Normally it is only clerks who return files to the registry and do sign for them in the register and there is no way an advocate could return a file to the registry.

In conclusion, Mr. Njoroge submitted that the orders granted by Ojwang J were only interlocutory orders and the applicant is occupying only a small portion of the suit land.

The order issued by Ojwang J reads: IT IS ORDERED:

1.           That the Defendant acting through its agents, employees or any other manner whatsoever be and is hereby restrained by an order of this court from damaging alienating, cultivating, building or continuing to put up temporary structures and demolish, pull down, flatten and remove all the temporary structures built, fence erected and from encroaching the plaintiff’s parcel of land known as LR NO. 22957/4 and to let the plaintiff’s quiet enjoyment of his land pending the hearing and determination of the suit.

The order as granted amounts to a mandatory injunction and if executed will cause devastating effect to the defendants.

The test to be applied in granting a mandatory injunction was stated in the case of LOCABAIL INTERNATIONAL VS. AGRO EXPORT [1986] 1 ALL ER 902-

(1)    A mandatory injunction ought not be granted on an interlocutory application in the absence of special circumstances, and then only in clear cases either where the court thought that the matter ought to be decided at once or where the injunction was directed at a simple and summary act which could easily remedied or where the defendant had attempted to steal a match on the plaintiff.  Moreover before granting a mandatory injunction the court had to feel a high degree of assurance that at the trial it would appear that the injunction had rightly been granted that being a different and higher standard that was required for a prohibitory injunction.  The facts of the case were not properly put before the judge when he granted the mandatory injunction.

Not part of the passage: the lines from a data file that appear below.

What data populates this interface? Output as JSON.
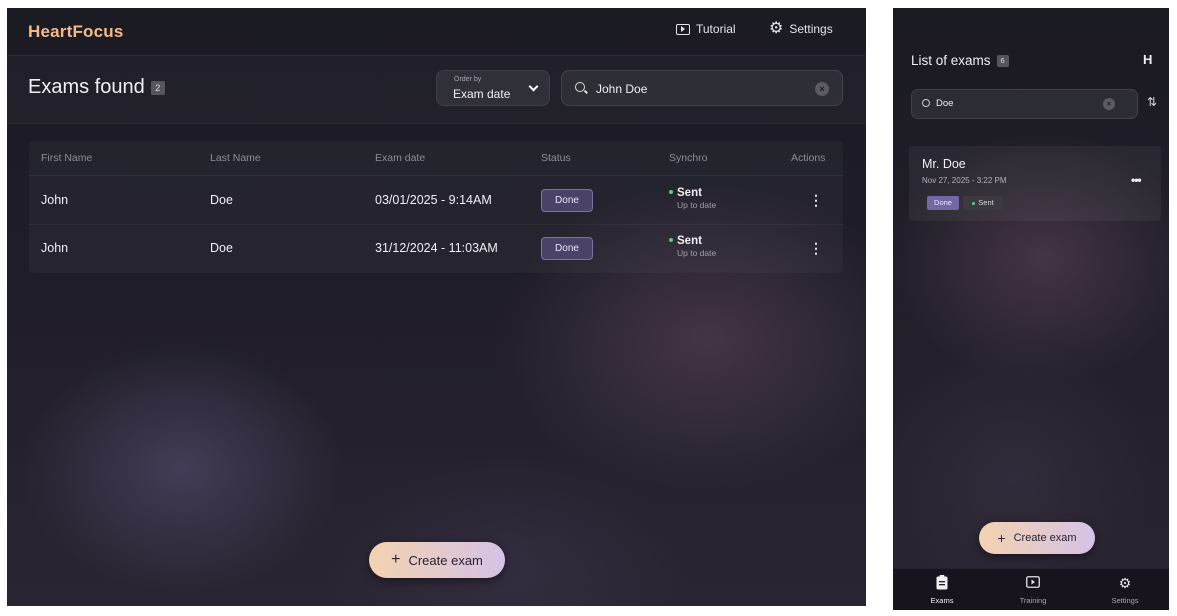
{
  "desktop": {
    "brand": "HeartFocus",
    "topbar": {
      "tutorial": "Tutorial",
      "settings": "Settings"
    },
    "header": {
      "title": "Exams found",
      "count": "2",
      "order_by_label": "Order by",
      "order_by_value": "Exam date",
      "search_value": "John Doe"
    },
    "table": {
      "columns": [
        "First Name",
        "Last Name",
        "Exam date",
        "Status",
        "Synchro",
        "Actions"
      ],
      "rows": [
        {
          "first": "John",
          "last": "Doe",
          "date": "03/01/2025 - 9:14AM",
          "status": "Done",
          "synchro": "Sent",
          "synchro_sub": "Up to date",
          "action": "⋮"
        },
        {
          "first": "John",
          "last": "Doe",
          "date": "31/12/2024 - 11:03AM",
          "status": "Done",
          "synchro": "Sent",
          "synchro_sub": "Up to date",
          "action": "⋮"
        }
      ]
    },
    "create_label": "Create exam",
    "plus": "+"
  },
  "mobile": {
    "title": "List of exams",
    "count": "6",
    "logo": "H",
    "search_value": "Doe",
    "sort_icon": "⇅",
    "card": {
      "name": "Mr. Doe",
      "date": "Nov 27, 2025 - 3:22 PM",
      "status": "Done",
      "synchro": "Sent",
      "menu": "•••"
    },
    "create_label": "Create exam",
    "plus": "+",
    "nav": [
      {
        "label": "Exams",
        "icon": "clipboard-icon",
        "active": true
      },
      {
        "label": "Training",
        "icon": "play-icon",
        "active": false
      },
      {
        "label": "Settings",
        "icon": "gear-icon",
        "active": false
      }
    ]
  },
  "colors": {
    "brand": "#f2b98a",
    "badge": "#4b4268",
    "sent_dot": "#4cd67c",
    "create_gradient_start": "#f4d2b0",
    "create_gradient_end": "#d5c2e6"
  }
}
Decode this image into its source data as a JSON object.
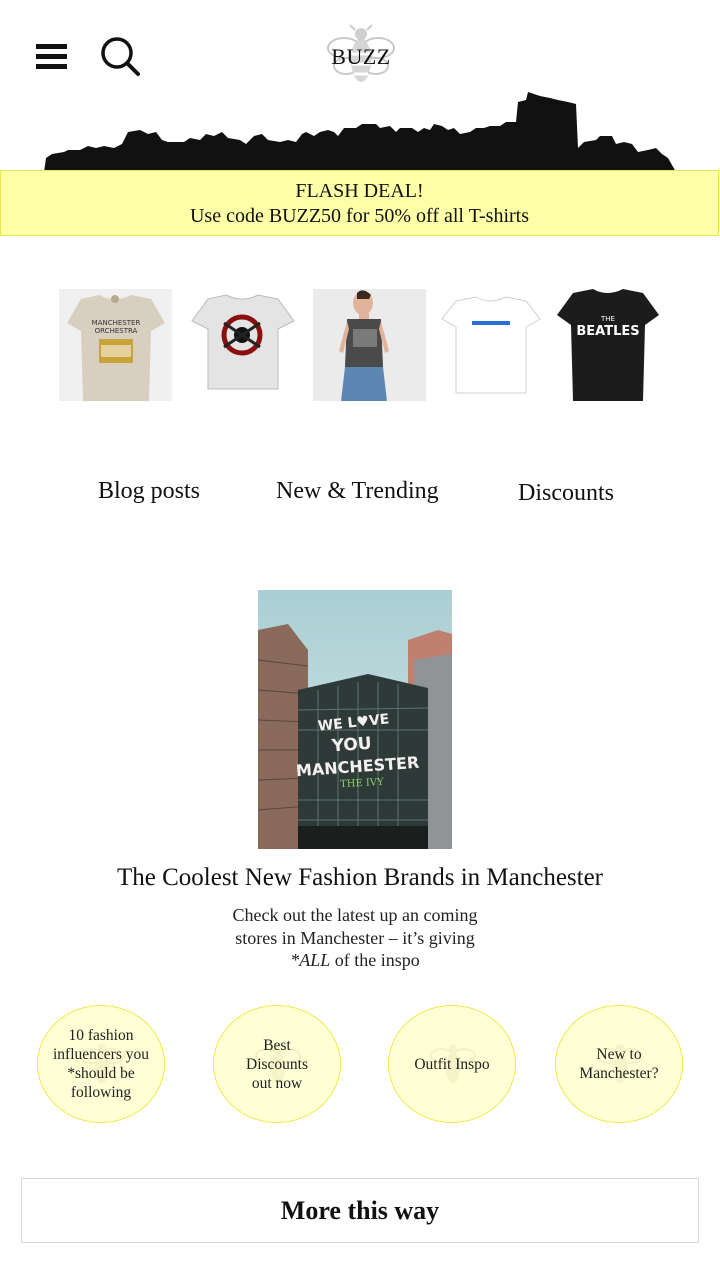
{
  "header": {
    "logo_text": "BUZZ",
    "menu_icon": "hamburger-menu-icon",
    "search_icon": "search-icon"
  },
  "flash_deal": {
    "title": "FLASH DEAL!",
    "message": "Use code BUZZ50  for 50% off all T-shirts"
  },
  "products": [
    {
      "name": "Manchester Orchestra t-shirt",
      "shirt_color": "#d9cfc0",
      "print_text": "MANCHESTER ORCHESTRA"
    },
    {
      "name": "Biohazard graphic t-shirt",
      "shirt_color": "#e4e4e4",
      "print_text": ""
    },
    {
      "name": "Grey tank top",
      "shirt_color": "#4a4a4a",
      "print_text": ""
    },
    {
      "name": "White slogan t-shirt",
      "shirt_color": "#ffffff",
      "print_text": ""
    },
    {
      "name": "The Beatles t-shirt",
      "shirt_color": "#1c1c1c",
      "print_text": "THE BEATLES"
    }
  ],
  "nav": {
    "blog": "Blog posts",
    "trending": "New & Trending",
    "discounts": "Discounts"
  },
  "article": {
    "title": "The Coolest New Fashion Brands in Manchester",
    "body_line1": "Check out the latest up an coming",
    "body_line2": "stores in Manchester – it’s giving",
    "body_line3_em": "*ALL",
    "body_line3_rest": " of the inspo",
    "hero_sign": [
      "WE LOVE",
      "YOU",
      "MANCHESTER",
      "THE IVY"
    ]
  },
  "bubbles": [
    {
      "label": "10 fashion influencers you *should be following"
    },
    {
      "label": "Best Discounts out now"
    },
    {
      "label": "Outfit Inspo"
    },
    {
      "label": "New to Manchester?"
    }
  ],
  "more_button": "More this way",
  "colors": {
    "flash_bg": "#ffffa8",
    "bubble_bg": "#ffffd6",
    "bubble_border": "#f0e84a",
    "skyline": "#111111"
  }
}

In the case of DESPINA PONTIKOS [1975] E A 38 the Court said at page 38:

“This court has held more than once that a mandatory injunction should only be granted with reluctance and only in special circumstances.”

Before I conclude I would like to comment on the issue of jurisdiction raised by Mr. Njoroge.  He submitted that this court has no jurisdiction to entertain this application for it would amount to sitting on appeal from a ruling of a judge of concurrent jurisdiction.

I agree with him that the order sought to be set a side was made by a judge of concurrent jurisdiction.  But Ojwang J has since left Civil Division and is currently in the Criminal Division.  On 11th

November 2006 when this file was placed before him he gave the following direction:-

“Although this file has been brought before me, there is no need to do so.  What is in question is an ex parte order which I had made while I was serving in the Civil Division on 3rd November 2005.  That order was not made on the merits.  All issues of merit can only be determined upon a full inter partes hearing and that should be done in the Civil Division. I later made a further order on 15th February 2006 that this matter in its substantive and other elements be disposed of in the Civil Division.”

This application is therefore properly before this court.

For the reason above stated I allow the defendants application in terms of Prayers 2, 3 and 4 of the Chamber Summons dated the 7th November 2006.

Dated and delivered at Nairobi this 27thday of February, 2007.